Average spreads continued to narrow at a sharp rate over Q2 2026, albeit slightly slower than in Q1 (-51% from -57% in March). Spreads are expected to fall at a markedly softer pace over the next three months (-23%).
The value of non-performing loans grew marginally in the quarter to June (+4% from 0% in March). Their value is set to be broadly flat over the next quarter (+3%).
Profitability contracted at a sharp pace in the quarter to June (-65% from +38% in March). FS firms expect profitability to continue declining rapidly next quarter (-55%).
Headcount rose over the three months to June (+14% from +3% in March), following seven consecutive quarters of flat/falling employment. Firms expect headcount to grow at a steady pace in the next three months (+12%).
FS firms expect to increase investment in IT over the next twelve months (compared to the previous twelve), to the greatest extent since September 2021. Capital expenditure on land & buildings is expected to be broadly flat, while investment in vehicles, plant & machinery is set to decline.

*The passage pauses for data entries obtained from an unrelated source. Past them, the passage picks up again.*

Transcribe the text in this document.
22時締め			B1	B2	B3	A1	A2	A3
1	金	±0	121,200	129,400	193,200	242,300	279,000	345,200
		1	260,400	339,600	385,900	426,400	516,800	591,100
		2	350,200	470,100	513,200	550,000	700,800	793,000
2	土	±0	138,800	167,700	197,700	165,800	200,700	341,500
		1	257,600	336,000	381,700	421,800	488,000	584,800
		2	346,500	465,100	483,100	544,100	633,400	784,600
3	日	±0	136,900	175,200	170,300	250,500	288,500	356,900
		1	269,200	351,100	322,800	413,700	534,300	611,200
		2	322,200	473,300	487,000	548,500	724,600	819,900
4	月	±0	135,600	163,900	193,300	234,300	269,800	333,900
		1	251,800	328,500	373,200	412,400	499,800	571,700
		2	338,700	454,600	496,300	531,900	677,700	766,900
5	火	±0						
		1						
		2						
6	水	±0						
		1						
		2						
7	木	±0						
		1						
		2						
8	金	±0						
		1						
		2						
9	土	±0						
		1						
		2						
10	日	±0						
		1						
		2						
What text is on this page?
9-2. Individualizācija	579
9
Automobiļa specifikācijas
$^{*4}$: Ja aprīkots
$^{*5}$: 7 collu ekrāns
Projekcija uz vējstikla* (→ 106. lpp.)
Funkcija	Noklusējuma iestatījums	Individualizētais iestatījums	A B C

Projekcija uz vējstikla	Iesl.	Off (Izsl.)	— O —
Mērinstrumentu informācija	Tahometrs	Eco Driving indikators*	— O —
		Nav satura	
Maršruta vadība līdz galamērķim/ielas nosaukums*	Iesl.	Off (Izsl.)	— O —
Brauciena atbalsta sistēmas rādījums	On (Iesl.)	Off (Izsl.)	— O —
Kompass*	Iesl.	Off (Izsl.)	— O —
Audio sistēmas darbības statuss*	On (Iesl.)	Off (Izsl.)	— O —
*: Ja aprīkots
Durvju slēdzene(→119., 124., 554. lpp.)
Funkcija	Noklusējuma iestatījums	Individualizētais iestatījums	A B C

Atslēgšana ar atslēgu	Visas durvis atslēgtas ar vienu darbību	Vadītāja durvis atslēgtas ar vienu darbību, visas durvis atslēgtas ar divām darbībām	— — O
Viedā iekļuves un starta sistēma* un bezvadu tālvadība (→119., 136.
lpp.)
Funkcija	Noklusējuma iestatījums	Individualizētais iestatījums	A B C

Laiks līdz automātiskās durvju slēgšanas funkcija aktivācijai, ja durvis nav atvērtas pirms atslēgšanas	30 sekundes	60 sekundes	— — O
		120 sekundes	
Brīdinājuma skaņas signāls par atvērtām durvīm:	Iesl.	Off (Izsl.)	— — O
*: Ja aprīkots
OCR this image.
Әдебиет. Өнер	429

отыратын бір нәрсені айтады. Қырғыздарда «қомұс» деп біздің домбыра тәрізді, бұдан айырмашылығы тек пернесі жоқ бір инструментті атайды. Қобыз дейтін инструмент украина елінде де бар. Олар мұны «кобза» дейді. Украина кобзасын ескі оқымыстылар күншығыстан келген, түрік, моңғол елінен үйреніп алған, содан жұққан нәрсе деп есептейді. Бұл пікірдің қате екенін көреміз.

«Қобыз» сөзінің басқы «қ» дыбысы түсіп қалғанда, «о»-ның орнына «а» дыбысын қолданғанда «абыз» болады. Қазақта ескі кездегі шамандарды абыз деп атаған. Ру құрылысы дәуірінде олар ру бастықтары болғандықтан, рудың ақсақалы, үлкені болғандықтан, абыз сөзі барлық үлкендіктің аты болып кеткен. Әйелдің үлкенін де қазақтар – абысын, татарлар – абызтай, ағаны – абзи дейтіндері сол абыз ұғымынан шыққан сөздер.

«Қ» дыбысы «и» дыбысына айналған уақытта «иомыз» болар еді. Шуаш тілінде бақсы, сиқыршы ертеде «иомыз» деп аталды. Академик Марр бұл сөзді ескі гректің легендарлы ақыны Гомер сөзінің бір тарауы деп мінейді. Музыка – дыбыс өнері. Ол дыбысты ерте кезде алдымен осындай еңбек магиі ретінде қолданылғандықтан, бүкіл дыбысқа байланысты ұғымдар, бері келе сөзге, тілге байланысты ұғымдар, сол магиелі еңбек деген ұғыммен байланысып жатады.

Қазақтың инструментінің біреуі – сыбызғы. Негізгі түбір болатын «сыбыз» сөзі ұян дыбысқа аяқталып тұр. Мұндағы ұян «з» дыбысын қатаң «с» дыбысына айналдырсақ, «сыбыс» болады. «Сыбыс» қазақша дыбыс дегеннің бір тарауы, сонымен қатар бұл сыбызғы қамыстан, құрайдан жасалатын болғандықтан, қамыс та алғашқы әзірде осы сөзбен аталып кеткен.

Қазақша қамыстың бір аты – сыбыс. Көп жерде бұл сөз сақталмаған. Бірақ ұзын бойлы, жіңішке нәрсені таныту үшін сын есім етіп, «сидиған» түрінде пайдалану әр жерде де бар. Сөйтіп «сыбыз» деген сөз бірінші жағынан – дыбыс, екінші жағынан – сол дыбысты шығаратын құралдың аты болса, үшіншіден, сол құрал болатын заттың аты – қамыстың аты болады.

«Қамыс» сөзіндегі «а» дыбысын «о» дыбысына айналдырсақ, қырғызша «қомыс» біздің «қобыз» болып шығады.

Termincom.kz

Inadequate net return was the most commonly cited factor expected to limit investment over the next 12 months, rising to its highest share since September 2022 (56% from 19% in March; long-run average of 51%).
Financial services firms saw a sharp deterioration in business conditions in Q2 following a strong start to the year. Business volumes fell at a rapid pace, which contributed to a fast decline in sentiment over the quarter. Firms did report some bright spots however, with headcount rising for the first time in two years and IT capex plans at their strongest in nearly five years.
The political transition underway must not slow delivery of the government’s Financial Services Growth and Competitiveness Strategy at a time when activity has deteriorated and firms are facing a more uncertain outlook. Maintaining momentum on reforms – including continuing work with the FCA and PRA to deliver a more growth focused regulatory framework – will be essential to strengthening the UK’s competitiveness and supporting investment. The forthcoming Mansion House speech provides an important opportunity to boost confidence in the reform agenda by demonstrating progress already made and setting out clear next steps for delivery.